Рядом присел Рузвельт и похлопал по спине. Бармен налил нам по стакану молока, в котором брассом плавали пиявки опрыскивая её клубникой изо рта, и мы разговорились о жизни. Рузвельт перебежал по столу и сел напротив, свесил с них ноги и схватил меня за бородку и приблизил к себе. Я случайно чихнул из-за волоска, и Рузвельт полетел кувырком на пол, вытерся от соплей и залез обратно и начал ворчать. Затем подпрыгнул, взобрался на плечи и прошептал мне что-то странное на ухо. Он говорил на каком-то другом языке, я понятия не имел что оно значило. Повторив его слова вслух, передо мной открылся брешь между мирами, и из норы показалась мордочка крота, что махал мне рукой и звал с собой куда-то. Я не понял, огляделся и переспросил, показывая на себя пальцем, точно ли он за мной, на что он кивнул головой, и меня затянуло в брешь. Оказался я на корабле, где случайным образом моё тело уменьшилось соразмерно кораблю, и крот был моим верным товарищем по росту. За окном был космос. Звёзды сливались в полосы и танцевали в темноте вниз и вверх. Через минуту другую корабль замедлился и остановился, и крот встал, перед дверью открылся портал, и мы вышли через него в лес. Обычный лес на земле с его соснами и берёзами, липами и елями. Пройдя пару сотен метров мы оказались около какого-то дома, и без слов мы вошли в него, и застали за столом кота в сапогах, пьющего водичку с мятой. Он встал и поклонился, и пригласил сесть, а затем рассказал о своей проблеме, по которой и позвал он крота. Странно, конечно. Оказалось, он просил бога о помощи, но отозвался только крот. Очень странно. Кажется, у крота была антенна, перехватывающая мольбы страдающих. Итак, суть была такова: «Спасти его детей от рук злых людей, которые заставляют носить их ошейники и есть кормы», так же говорил он ещё о том, что школы по языку котов закрылись, и коты тому быть и перестали понимать друг друга и общаться с людьми и объясняться с ними на их языке, чтобы получить желаемое.

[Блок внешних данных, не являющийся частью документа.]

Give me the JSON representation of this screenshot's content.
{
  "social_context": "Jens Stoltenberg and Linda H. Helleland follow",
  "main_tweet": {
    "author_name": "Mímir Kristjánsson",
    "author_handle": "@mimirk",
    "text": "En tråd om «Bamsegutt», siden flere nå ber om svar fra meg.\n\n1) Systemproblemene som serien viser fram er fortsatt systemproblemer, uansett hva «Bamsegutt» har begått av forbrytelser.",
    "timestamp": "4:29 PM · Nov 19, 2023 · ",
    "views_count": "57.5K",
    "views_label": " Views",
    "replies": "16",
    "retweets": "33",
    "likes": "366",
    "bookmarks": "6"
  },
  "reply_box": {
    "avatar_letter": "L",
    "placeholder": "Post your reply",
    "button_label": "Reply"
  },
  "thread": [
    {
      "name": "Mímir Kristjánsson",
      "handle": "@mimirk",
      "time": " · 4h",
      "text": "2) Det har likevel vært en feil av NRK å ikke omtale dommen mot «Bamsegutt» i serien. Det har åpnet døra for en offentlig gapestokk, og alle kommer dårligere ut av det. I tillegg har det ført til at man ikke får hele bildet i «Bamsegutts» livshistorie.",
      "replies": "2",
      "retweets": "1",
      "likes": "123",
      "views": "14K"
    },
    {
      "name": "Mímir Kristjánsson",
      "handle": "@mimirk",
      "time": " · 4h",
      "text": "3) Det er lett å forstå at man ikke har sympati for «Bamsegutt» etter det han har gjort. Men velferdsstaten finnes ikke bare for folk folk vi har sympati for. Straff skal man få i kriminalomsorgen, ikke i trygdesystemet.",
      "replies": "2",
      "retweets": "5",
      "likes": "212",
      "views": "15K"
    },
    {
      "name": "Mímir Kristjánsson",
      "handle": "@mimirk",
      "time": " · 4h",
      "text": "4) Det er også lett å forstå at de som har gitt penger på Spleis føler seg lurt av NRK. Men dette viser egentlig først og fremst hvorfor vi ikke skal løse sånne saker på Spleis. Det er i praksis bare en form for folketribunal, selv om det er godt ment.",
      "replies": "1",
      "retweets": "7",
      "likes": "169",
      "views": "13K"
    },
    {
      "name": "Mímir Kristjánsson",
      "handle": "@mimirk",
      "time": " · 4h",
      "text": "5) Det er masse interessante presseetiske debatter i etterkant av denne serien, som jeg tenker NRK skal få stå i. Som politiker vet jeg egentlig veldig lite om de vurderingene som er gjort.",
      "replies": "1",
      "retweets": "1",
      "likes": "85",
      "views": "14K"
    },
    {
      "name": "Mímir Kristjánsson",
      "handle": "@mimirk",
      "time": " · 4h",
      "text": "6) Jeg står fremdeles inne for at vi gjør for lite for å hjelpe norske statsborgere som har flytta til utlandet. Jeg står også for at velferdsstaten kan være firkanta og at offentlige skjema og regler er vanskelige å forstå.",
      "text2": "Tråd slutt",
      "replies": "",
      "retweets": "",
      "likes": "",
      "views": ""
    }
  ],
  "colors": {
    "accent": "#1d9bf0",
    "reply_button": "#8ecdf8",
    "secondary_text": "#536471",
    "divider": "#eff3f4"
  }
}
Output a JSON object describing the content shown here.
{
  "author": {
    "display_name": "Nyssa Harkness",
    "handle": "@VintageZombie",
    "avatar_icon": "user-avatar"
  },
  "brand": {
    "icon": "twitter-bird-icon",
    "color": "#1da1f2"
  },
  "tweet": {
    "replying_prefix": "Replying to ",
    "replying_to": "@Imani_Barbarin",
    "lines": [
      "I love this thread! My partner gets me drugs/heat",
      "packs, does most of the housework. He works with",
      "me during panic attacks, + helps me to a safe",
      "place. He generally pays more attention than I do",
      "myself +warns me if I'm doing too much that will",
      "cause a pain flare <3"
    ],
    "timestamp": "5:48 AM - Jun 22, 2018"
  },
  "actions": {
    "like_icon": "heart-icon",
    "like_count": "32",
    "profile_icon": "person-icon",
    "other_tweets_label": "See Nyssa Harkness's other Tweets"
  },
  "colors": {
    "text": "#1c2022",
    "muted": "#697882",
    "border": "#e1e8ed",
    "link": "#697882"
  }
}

Одним словом, которабство тут процветало. Видно, по этой причине крот давным-давно сказал Рузвельту те слова, и этот миг был предвиден им в прошлом и видел он будущее, где был я, чтобы разобраться с проблемами котов и людей. Однако же это уже другая история, длинная и требующая много внимания к деталям. Если у вас есть коты дома, значит не всё ещё решено, и я борюсь с этим до сих пор где-то во времени.
Глава 59
А между тем где-то в другом отрезке времени, далеко в пространстве, в одной из миллиарда вселенных такой же я нахожусь дома и не встретил крота, не увидел его улыбку, короткие лапы и порталы в другие измерения. В это время я гуляю по планете и поднимаю листья деревьев, папоротника, пальм и ландышей. Листья те ворчат и истошно кричат на меня, плюются молоком и ядом, пинаются маленькими ножками и требуют уйти вон на другую сторону земли — людям таким здесь не место! Каким это таким? Обычным? Видно, есть здесь какая-то тайна и только листья знают кому место есть, а кому места нет. Но я не прочь поразвлечь себя новыми волшебными местами и видами тварей несуществующих.

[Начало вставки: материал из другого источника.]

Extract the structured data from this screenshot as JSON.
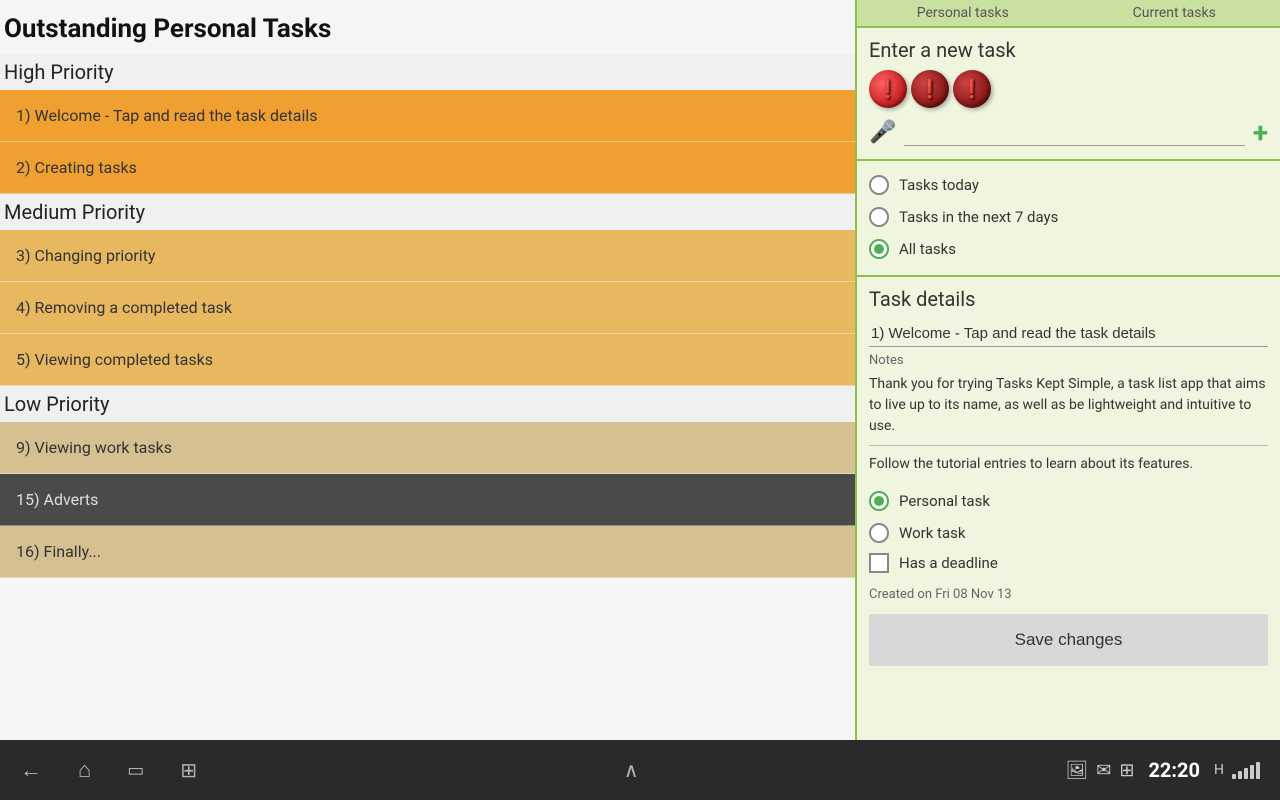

— А другая сторона эта находиться совсем неподалёку, в луже после дождя, в грязи. Вас завернёт направо трижды, семь с половиной вверх, трижды вниз, кувырком вправо, и тогда и найдётся та сторона чужестранная, места обетованные.

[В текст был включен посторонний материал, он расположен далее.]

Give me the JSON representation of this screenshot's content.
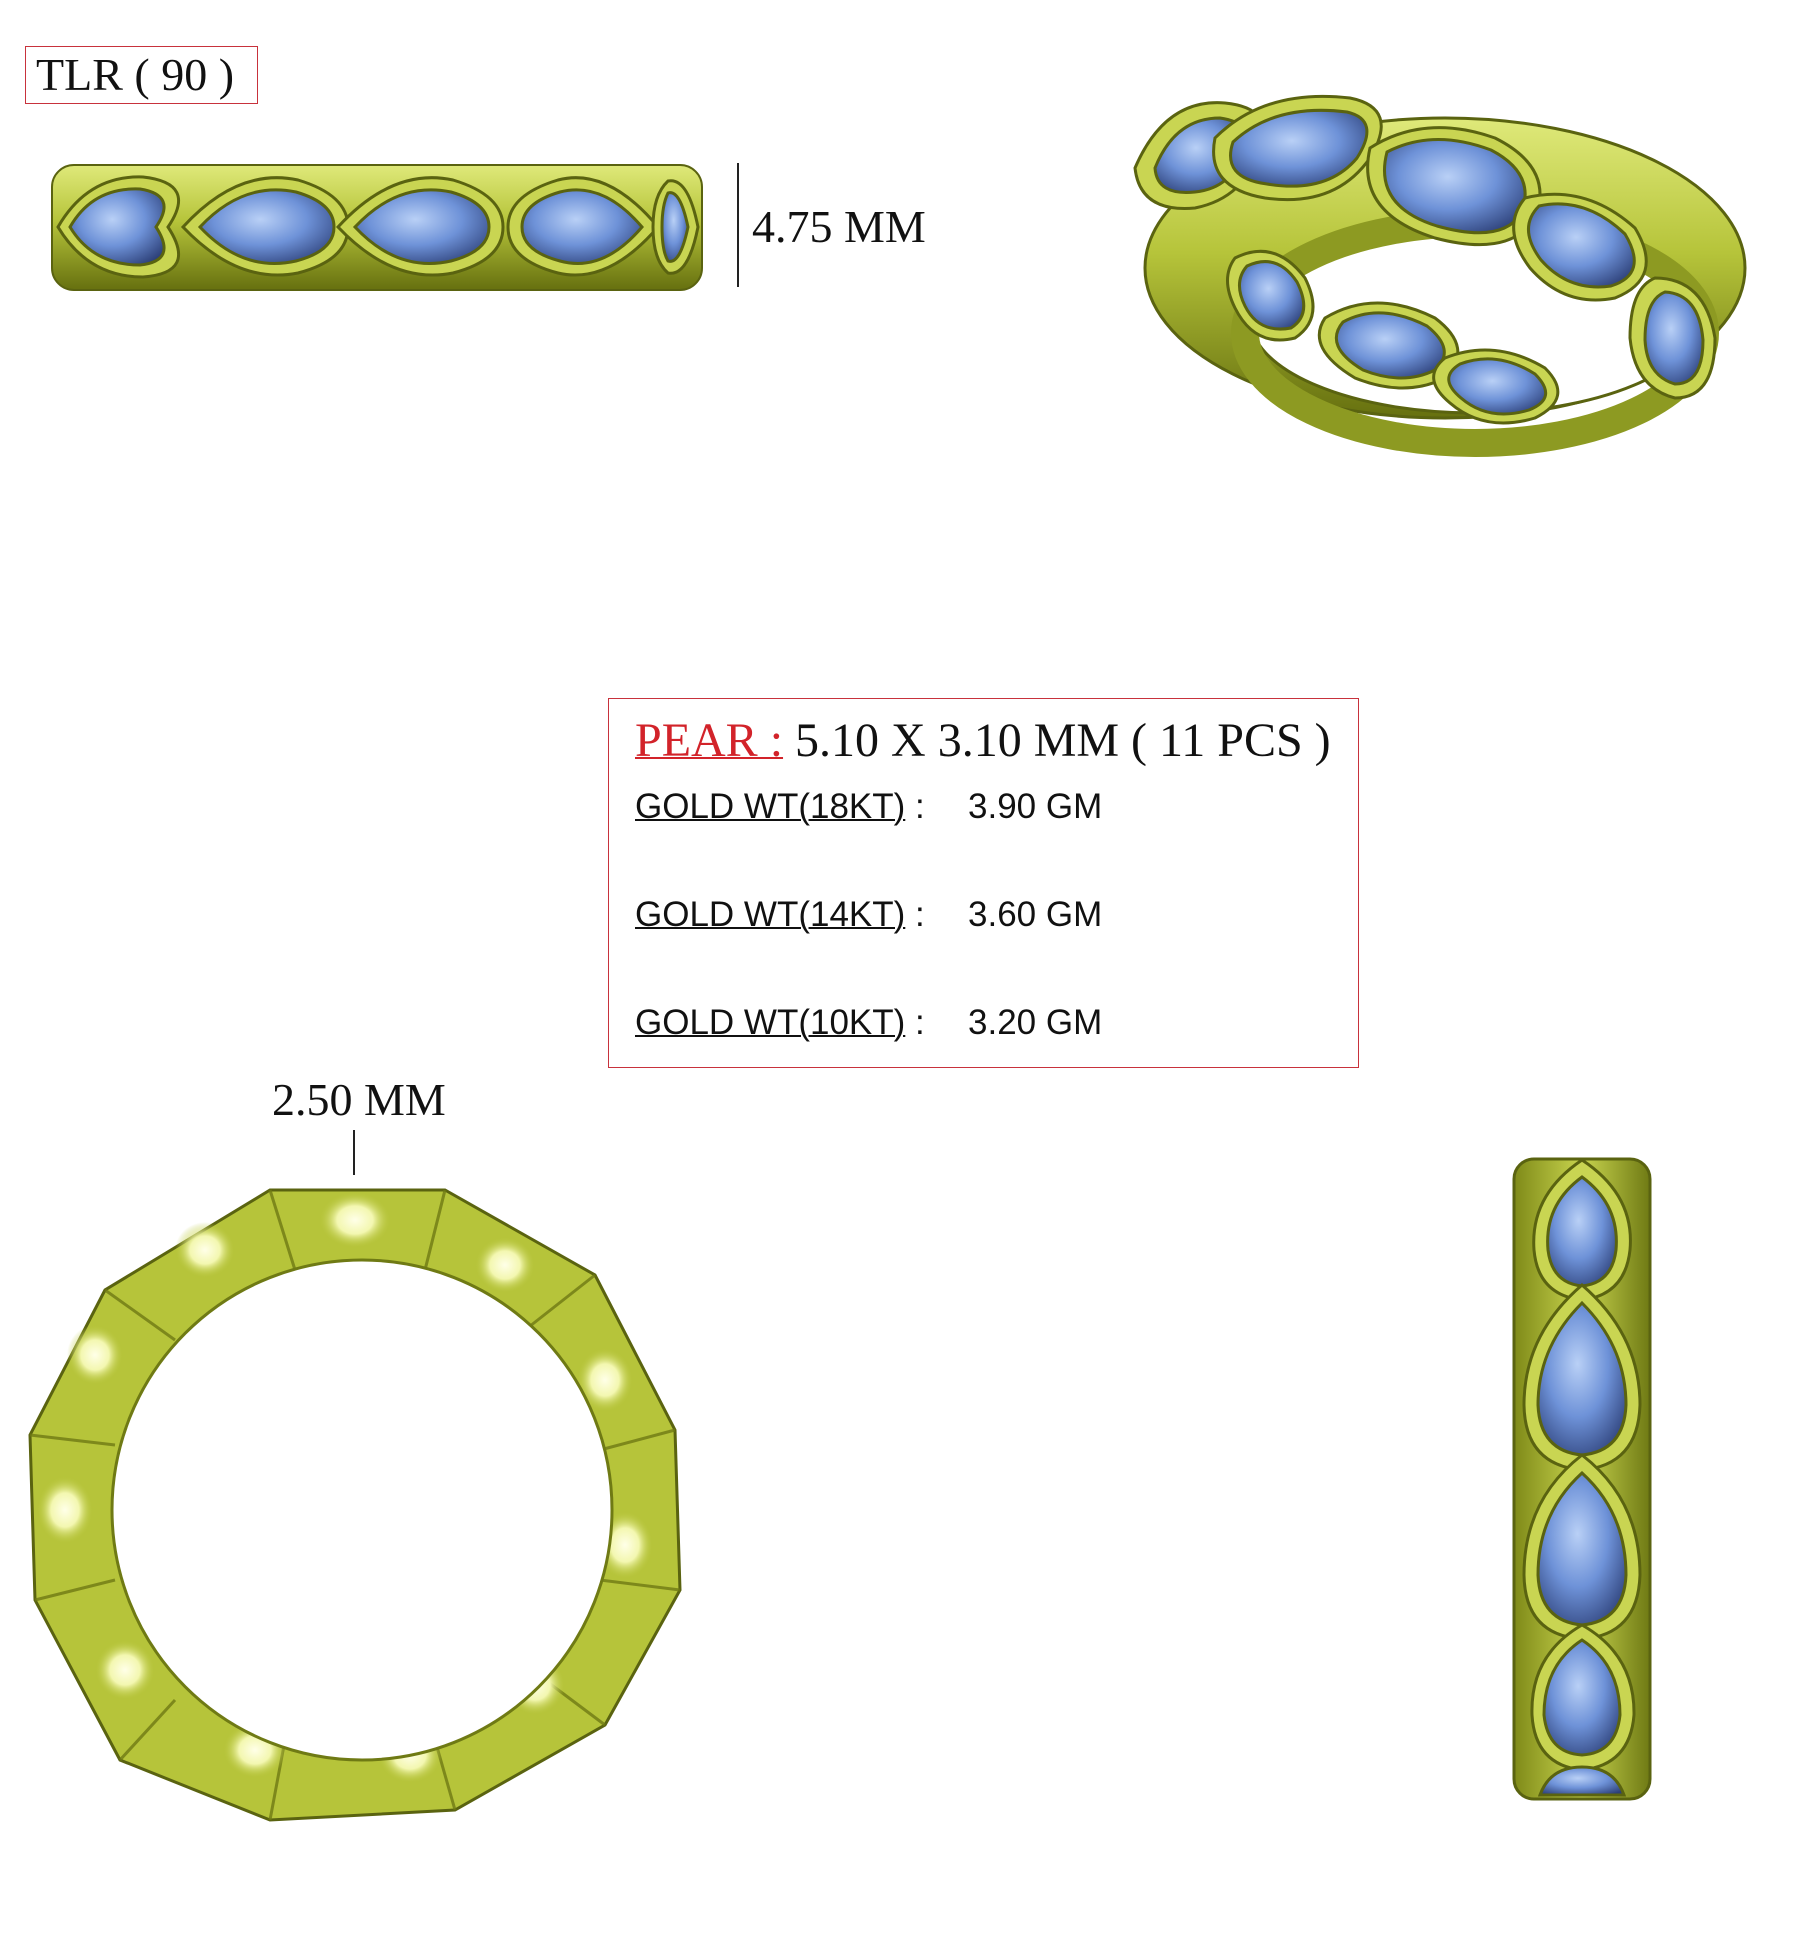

Мне так сказала улитка с чемоданом вещей взбирающийся на стебель динозавровой фасоли. Фасоль жевала что-то и смотрела на меня глупыми глазами, сглатывала пережёванное в пасти и уходила взглядом прочь. Грязь по законам нынешним поглощает тебя внутрь себя и окутывает, а затем выплёвывает с обратной стороны планеты, где всё устроено совсем по-другому. Звери, которые могли обитать на этой стороне, здесь, на изнанке, как и бывает в мире, не обитают совсем. Не потому, что они не могут собрать вещи и переехать, а потому что им незачем это делать, ведь каждая из сторон сделана именно таким образом, чтобы именно этот вид мог выжить здесь и никакой другой не мог. По крайней мере так верили те, кто никогда не был на обратной стороне. На деле же никто не пробовал и не мог этого знать наверняка. Если внимательнее прислушаться к шороху и медленно повернуть голову, чтобы не спугнуть зверя, то там были некоторые виды из них, которые отличались от прежних лишь цветом или наличием волос на голове в количестве всего одной штуки.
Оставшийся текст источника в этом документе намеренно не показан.